MANSEHRA: The provincial government has closed down four basic health units and two mobile outreach health service units in Mansehra district.

People fear the closure of health facilities created in remote areas of Shergar, Jarad, Gandian and Kotli Balla to curtail maternal and infant mortality rates will have negative bearing on local healthcare system.

They told Dawn the BHUs used to remain functional round the clock to offer not only pre- and postnatal care to women but also laboratory tests free of charge.

Currently, around 50 BHUs operate in the district from 8am to 2pm forcing patients, including pregnant women and infants, to visit rural health centres and tehsil and district headquarters hospitals at other times of the day.

The sources said 20 posts of doctors had long been lying vacant at BHUs in the district and thus, adversely affecting healthcare in remote parts of district.

They said only 15 of those BHUs had female doctors to the misery of pregnant women, who were indisposed to get themselves examined by male doctors by and large.

“We fear little higher maternal and infant mortality rates in the district after the closure of four BHUs and two mobile outreach units,” PPHI district manager Waheed Sultan Khan told Dawn.

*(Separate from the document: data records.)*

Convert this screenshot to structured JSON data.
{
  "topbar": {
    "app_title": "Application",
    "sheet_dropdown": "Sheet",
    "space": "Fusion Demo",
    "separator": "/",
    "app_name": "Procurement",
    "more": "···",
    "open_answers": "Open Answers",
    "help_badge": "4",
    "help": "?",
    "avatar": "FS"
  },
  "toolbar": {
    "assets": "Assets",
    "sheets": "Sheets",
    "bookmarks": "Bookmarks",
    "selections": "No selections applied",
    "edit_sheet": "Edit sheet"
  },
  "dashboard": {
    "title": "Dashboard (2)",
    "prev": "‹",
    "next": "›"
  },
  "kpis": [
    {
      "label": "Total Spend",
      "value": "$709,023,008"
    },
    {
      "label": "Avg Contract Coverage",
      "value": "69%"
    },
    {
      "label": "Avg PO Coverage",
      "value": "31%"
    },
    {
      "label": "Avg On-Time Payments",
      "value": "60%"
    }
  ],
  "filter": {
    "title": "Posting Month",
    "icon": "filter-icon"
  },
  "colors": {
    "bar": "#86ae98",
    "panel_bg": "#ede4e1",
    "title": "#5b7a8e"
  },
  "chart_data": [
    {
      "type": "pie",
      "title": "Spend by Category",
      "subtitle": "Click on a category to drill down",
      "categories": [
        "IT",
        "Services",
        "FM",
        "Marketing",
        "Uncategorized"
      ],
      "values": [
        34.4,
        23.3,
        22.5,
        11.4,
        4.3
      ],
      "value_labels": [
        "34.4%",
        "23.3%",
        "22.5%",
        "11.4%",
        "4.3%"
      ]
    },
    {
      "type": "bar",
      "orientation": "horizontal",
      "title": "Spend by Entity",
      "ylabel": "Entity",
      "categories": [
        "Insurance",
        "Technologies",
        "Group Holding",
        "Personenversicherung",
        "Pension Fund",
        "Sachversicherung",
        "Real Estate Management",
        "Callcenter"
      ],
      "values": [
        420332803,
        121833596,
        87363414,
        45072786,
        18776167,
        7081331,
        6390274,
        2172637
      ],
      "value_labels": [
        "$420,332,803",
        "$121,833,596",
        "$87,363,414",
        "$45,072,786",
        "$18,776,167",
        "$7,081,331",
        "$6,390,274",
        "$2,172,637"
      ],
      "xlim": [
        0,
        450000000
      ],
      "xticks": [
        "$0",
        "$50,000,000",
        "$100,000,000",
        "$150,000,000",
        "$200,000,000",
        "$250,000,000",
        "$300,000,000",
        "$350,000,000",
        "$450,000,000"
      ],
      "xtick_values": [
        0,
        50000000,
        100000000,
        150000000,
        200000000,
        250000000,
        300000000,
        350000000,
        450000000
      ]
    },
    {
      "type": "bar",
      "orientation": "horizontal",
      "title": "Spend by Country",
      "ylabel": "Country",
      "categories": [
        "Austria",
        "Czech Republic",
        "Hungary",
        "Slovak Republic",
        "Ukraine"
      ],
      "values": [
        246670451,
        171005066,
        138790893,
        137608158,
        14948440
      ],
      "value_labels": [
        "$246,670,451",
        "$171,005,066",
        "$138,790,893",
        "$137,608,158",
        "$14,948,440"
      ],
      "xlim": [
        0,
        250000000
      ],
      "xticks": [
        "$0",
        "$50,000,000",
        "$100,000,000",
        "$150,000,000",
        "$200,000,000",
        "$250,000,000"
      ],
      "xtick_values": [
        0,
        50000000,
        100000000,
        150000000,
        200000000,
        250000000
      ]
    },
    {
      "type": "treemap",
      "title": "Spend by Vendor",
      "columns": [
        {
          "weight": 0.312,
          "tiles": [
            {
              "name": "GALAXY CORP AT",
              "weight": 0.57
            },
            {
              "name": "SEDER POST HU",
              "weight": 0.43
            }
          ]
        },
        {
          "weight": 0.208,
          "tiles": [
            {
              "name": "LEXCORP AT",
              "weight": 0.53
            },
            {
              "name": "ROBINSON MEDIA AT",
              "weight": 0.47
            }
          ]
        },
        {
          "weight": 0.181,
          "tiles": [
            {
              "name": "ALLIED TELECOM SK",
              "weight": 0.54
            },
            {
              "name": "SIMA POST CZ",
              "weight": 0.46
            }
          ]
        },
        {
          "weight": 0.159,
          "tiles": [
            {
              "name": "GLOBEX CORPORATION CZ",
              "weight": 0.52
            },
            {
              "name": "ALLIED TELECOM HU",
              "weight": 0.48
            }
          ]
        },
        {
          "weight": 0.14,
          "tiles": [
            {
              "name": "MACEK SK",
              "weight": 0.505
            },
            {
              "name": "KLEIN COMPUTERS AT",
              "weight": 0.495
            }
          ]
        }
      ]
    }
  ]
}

The manager regretted that 10 of the 50 BHUs had been established in tents and makeshift shelters since the destruction of own buildings in the 2005 earthquake.

He said the PPHI, which had taken over BHUs in the district in 2011 were struggling to cope with the situation.

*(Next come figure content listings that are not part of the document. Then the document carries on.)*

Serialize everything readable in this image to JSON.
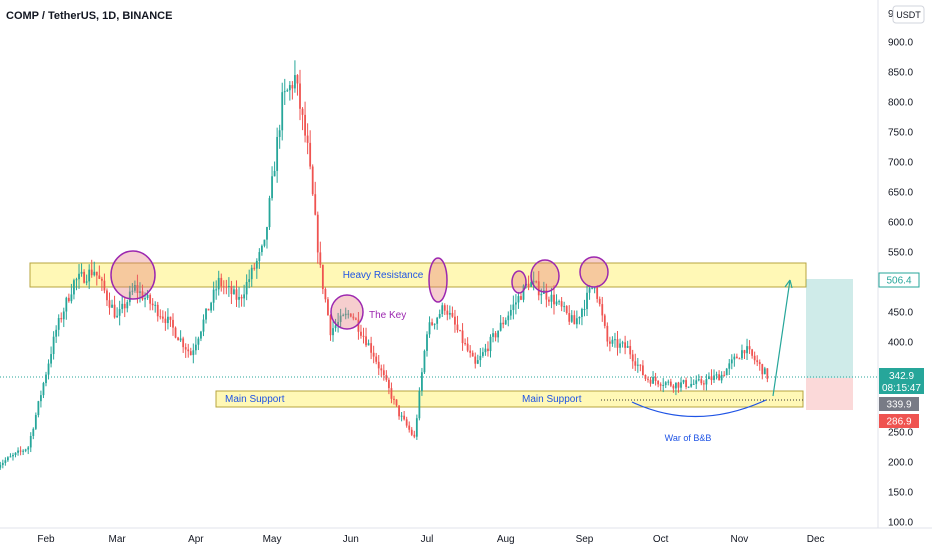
{
  "header": {
    "title": "COMP / TetherUS, 1D, BINANCE"
  },
  "price_scale": {
    "currency_button": "USDT",
    "top_clipped_label": "9"
  },
  "tags": {
    "resistance_price": "506.4",
    "last_price": "342.9",
    "countdown": "08:15:47",
    "support_price": "339.9",
    "stop_price": "286.9"
  },
  "annotations": {
    "heavy_resistance": "Heavy Resistance",
    "the_key": "The Key",
    "main_support_left": "Main Support",
    "main_support_right": "Main Support",
    "war_of_bnb": "War of B&B"
  },
  "colors": {
    "up": "#26a69a",
    "down": "#ef5350",
    "zone_fill": "#fff59d",
    "circle": "#9c27b0",
    "label_blue": "#1e53e5"
  },
  "chart_data": {
    "type": "candlestick",
    "title": "COMP / TetherUS, 1D, BINANCE",
    "x_ticks": [
      "Feb",
      "Mar",
      "Apr",
      "May",
      "Jun",
      "Jul",
      "Aug",
      "Sep",
      "Oct",
      "Nov",
      "Dec"
    ],
    "y_ticks": [
      100,
      150,
      200,
      250,
      300,
      350,
      400,
      450,
      500,
      550,
      600,
      650,
      700,
      750,
      800,
      850,
      900
    ],
    "ylim": [
      100,
      920
    ],
    "approx_close_path": [
      [
        "2021-01-13",
        195
      ],
      [
        "2021-01-25",
        225
      ],
      [
        "2021-02-05",
        420
      ],
      [
        "2021-02-12",
        500
      ],
      [
        "2021-02-20",
        520
      ],
      [
        "2021-03-01",
        440
      ],
      [
        "2021-03-08",
        490
      ],
      [
        "2021-03-20",
        440
      ],
      [
        "2021-03-30",
        380
      ],
      [
        "2021-04-10",
        500
      ],
      [
        "2021-04-18",
        470
      ],
      [
        "2021-04-28",
        560
      ],
      [
        "2021-05-05",
        800
      ],
      [
        "2021-05-10",
        840
      ],
      [
        "2021-05-15",
        720
      ],
      [
        "2021-05-20",
        520
      ],
      [
        "2021-05-24",
        420
      ],
      [
        "2021-06-01",
        450
      ],
      [
        "2021-06-10",
        380
      ],
      [
        "2021-06-20",
        280
      ],
      [
        "2021-06-26",
        240
      ],
      [
        "2021-07-01",
        420
      ],
      [
        "2021-07-08",
        460
      ],
      [
        "2021-07-20",
        360
      ],
      [
        "2021-08-01",
        440
      ],
      [
        "2021-08-10",
        500
      ],
      [
        "2021-08-20",
        470
      ],
      [
        "2021-08-28",
        430
      ],
      [
        "2021-09-05",
        500
      ],
      [
        "2021-09-10",
        400
      ],
      [
        "2021-09-18",
        390
      ],
      [
        "2021-09-25",
        340
      ],
      [
        "2021-10-05",
        330
      ],
      [
        "2021-10-15",
        330
      ],
      [
        "2021-10-25",
        345
      ],
      [
        "2021-11-03",
        390
      ],
      [
        "2021-11-08",
        365
      ],
      [
        "2021-11-12",
        343
      ]
    ],
    "zones": [
      {
        "label": "Heavy Resistance",
        "from": 494,
        "to": 530
      },
      {
        "label": "Main Support",
        "from": 318,
        "to": 342
      }
    ],
    "horizontal_lines": [
      {
        "price": 342.9,
        "label": "last price"
      },
      {
        "price": 330,
        "style": "dotted"
      }
    ],
    "position": {
      "entry": 342.9,
      "target": 506.4,
      "stop": 286.9
    },
    "grid": false,
    "legend": "none"
  }
}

Mr. Waheed complained the government paid Rs72,000 monthly health professional allowance to the doctors working in government hospitals but had stopped that payment to the doctors appointed by the PPHI to BHUs in the district.

He asked how a doctor, who could earn Rs72,000 health professional allowance every month along with salary by serving in a public sector hospital, would join BHUs for mere Rs41,000 fixed monthly salary in remote parts of the district.

The manager warned the ‘double standard’ of the government could adversely impact on healthcare in the district.